ORLANDO–A nurse at the session on quality measures during the American Nephrology Nurses Association annual conference, held here last week, had a dilemma, and shared it with the audience. Her home dialysis patient was enjoying the benefits of a hemoglobin of 12.5 g/dL. But the clinic knew that maintaining that high range would get them “dinged” by CMS’ new Quality Incentive Program. So the clinic wanted to ratchet down the patient’s ESA dose, and subsequently his hemoglobin below the allowable 12. The patient wanted nothing to do with it.
It’s easy to imagine that many clinics may be facing the same problem. In fact, recent data presented by the Dialysis Outcomes Practice Pattern Study group suggests many already have: ESA use (based on dose) was down 23% in 2011, as was the number of doses delivered. Even more specific to the nurse’s dilemma: from August 2010 through December 2011, the percentage of patients with hemoglobin greater than 12 g/dL declined from 32% to 22%–a 10% drop.

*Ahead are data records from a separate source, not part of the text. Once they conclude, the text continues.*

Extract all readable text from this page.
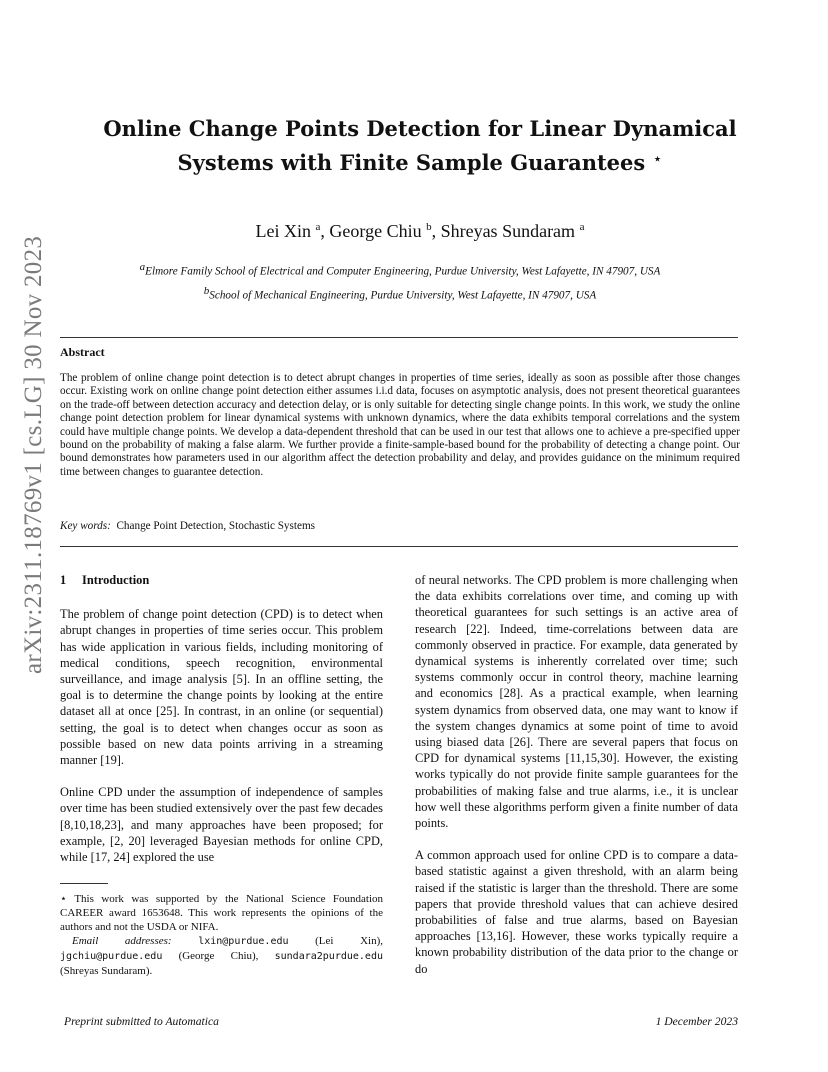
arXiv:2311.18769v1 [cs.LG] 30 Nov 2023
Online Change Points Detection for Linear Dynamical
Systems with Finite Sample Guarantees ⋆
Lei Xin $^a$, George Chiu $^b$, Shreyas Sundaram $^a$
$^a$Elmore Family School of Electrical and Computer Engineering, Purdue University, West Lafayette, IN 47907, USA
$^b$School of Mechanical Engineering, Purdue University, West Lafayette, IN 47907, USA
Abstract

The problem of online change point detection is to detect abrupt changes in properties of time series, ideally as soon as possible after those changes occur. Existing work on online change point detection either assumes i.i.d data, focuses on asymptotic analysis, does not present theoretical guarantees on the trade-off between detection accuracy and detection delay, or is only suitable for detecting single change points. In this work, we study the online change point detection problem for linear dynamical systems with unknown dynamics, where the data exhibits temporal correlations and the system could have multiple change points. We develop a data-dependent threshold that can be used in our test that allows one to achieve a pre-specified upper bound on the probability of making a false alarm. We further provide a finite-sample-based bound for the probability of detecting a change point. Our bound demonstrates how parameters used in our algorithm affect the detection probability and delay, and provides guidance on the minimum required time between changes to guarantee detection.

Key words: Change Point Detection, Stochastic Systems
1 Introduction

The problem of change point detection (CPD) is to detect when abrupt changes in properties of time series occur. This problem has wide application in various fields, including monitoring of medical conditions, speech recognition, environmental surveillance, and image analysis [5]. In an offline setting, the goal is to determine the change points by looking at the entire dataset all at once [25]. In contrast, in an online (or sequential) setting, the goal is to detect when changes occur as soon as possible based on new data points arriving in a streaming manner [19].

Online CPD under the assumption of independence of samples over time has been studied extensively over the past few decades [8,10,18,23], and many approaches have been proposed; for example, [2, 20] leveraged Bayesian methods for online CPD, while [17, 24] explored the use

of neural networks. The CPD problem is more challenging when the data exhibits correlations over time, and coming up with theoretical guarantees for such settings is an active area of research [22]. Indeed, time-correlations between data are commonly observed in practice. For example, data generated by dynamical systems is inherently correlated over time; such systems commonly occur in control theory, machine learning and economics [28]. As a practical example, when learning system dynamics from observed data, one may want to know if the system changes dynamics at some point of time to avoid using biased data [26]. There are several papers that focus on CPD for dynamical systems [11,15,30]. However, the existing works typically do not provide finite sample guarantees for the probabilities of making false and true alarms, i.e., it is unclear how well these algorithms perform given a finite number of data points.

A common approach used for online CPD is to compare a data-based statistic against a given threshold, with an alarm being raised if the statistic is larger than the threshold. There are some papers that provide threshold values that can achieve desired probabilities of false and true alarms, based on Bayesian approaches [13,16]. However, these works typically require a known probability distribution of the data prior to the change or do

⋆ This work was supported by the National Science Foundation CAREER award 1653648. This work represents the opinions of the authors and not the USDA or NIFA.

Email addresses:	lxin@purdue.edu (Lei Xin), jgchiu@purdue.edu (George Chiu), sundara2purdue.edu (Shreyas Sundaram).

Preprint submitted to Automatica	1 December 2023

Patients have seen erythropoiesis-stimulating agents, like Amgen’s Epogen and Affymax’s new drug Omontys, as a means of helping them cope with dialysis. Think of being tired after a long day at work. Imagine that feeling after each treatment. ESAs help correct the problem. But now, patients are being told those ‘good feelings’ may change as clinics abide by the new QIP.
And there is some concern that the pendulum may be swinging too far the other way. The DOPPS data show that the percentage of patients with hemoglobin less than 10 g/dL has increased from 9% to 16%, and the percentage with hemoglobin less than 9 g/dL increased from 3.0% to 5.2%. To summarize: more patients are not only being pushed below their favored >12 g/dL, but below even 10.

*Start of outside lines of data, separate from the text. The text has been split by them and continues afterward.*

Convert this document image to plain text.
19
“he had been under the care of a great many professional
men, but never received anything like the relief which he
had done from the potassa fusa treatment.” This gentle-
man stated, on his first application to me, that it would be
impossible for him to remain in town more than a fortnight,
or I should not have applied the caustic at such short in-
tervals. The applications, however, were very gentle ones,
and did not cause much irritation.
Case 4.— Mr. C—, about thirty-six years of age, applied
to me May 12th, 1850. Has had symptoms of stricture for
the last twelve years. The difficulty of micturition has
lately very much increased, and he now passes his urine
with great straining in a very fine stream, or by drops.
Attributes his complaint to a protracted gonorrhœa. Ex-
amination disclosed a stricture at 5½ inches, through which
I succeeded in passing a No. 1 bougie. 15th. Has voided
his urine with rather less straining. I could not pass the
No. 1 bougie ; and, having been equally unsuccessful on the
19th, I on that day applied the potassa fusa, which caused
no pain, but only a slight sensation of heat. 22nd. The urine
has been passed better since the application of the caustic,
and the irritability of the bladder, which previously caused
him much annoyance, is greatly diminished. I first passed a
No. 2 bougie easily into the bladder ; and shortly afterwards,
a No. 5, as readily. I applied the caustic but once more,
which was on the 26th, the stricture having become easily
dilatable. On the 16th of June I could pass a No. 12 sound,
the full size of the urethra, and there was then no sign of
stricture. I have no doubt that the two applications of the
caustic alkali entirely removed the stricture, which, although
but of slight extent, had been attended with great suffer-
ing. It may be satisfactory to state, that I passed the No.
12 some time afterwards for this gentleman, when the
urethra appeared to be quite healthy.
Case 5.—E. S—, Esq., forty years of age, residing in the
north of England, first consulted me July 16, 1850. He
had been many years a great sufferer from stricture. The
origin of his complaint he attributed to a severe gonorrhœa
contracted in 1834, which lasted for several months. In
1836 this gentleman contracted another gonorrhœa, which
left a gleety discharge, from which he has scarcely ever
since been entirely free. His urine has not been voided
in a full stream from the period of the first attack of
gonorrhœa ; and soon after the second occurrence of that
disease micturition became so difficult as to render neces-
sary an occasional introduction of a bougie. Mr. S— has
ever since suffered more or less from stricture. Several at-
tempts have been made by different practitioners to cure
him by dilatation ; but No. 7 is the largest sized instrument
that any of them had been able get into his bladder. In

The QIP is not necessarily the culprit; CMS had little choice but to follow the FDA changes to the ESA black box warnings (which now suggest the drug(s) only be used to “avoid transfusions”), and recent research suggesting that higher hemoglobins may be putting patients at risk. Not necessarily the high hemoglobins, but the heavy use of ESAs to get people to those high hemoglobins. Unfortunately, regulators –- and the nephrology speciality –- aren’t quite sure yet how to separate the two.
So bringing this full circle: What do you tell patients? The ESA black box warning on both Omontys and Epogen says it all: “ESAs increase the risk of death, myocardial infarction, stroke, venous thromboembolism, thrombosis of vascular access and tumor progression orrecurrence.”
Those are indeed risks. But well-being and quality of life is important too. How do we find the happy medium?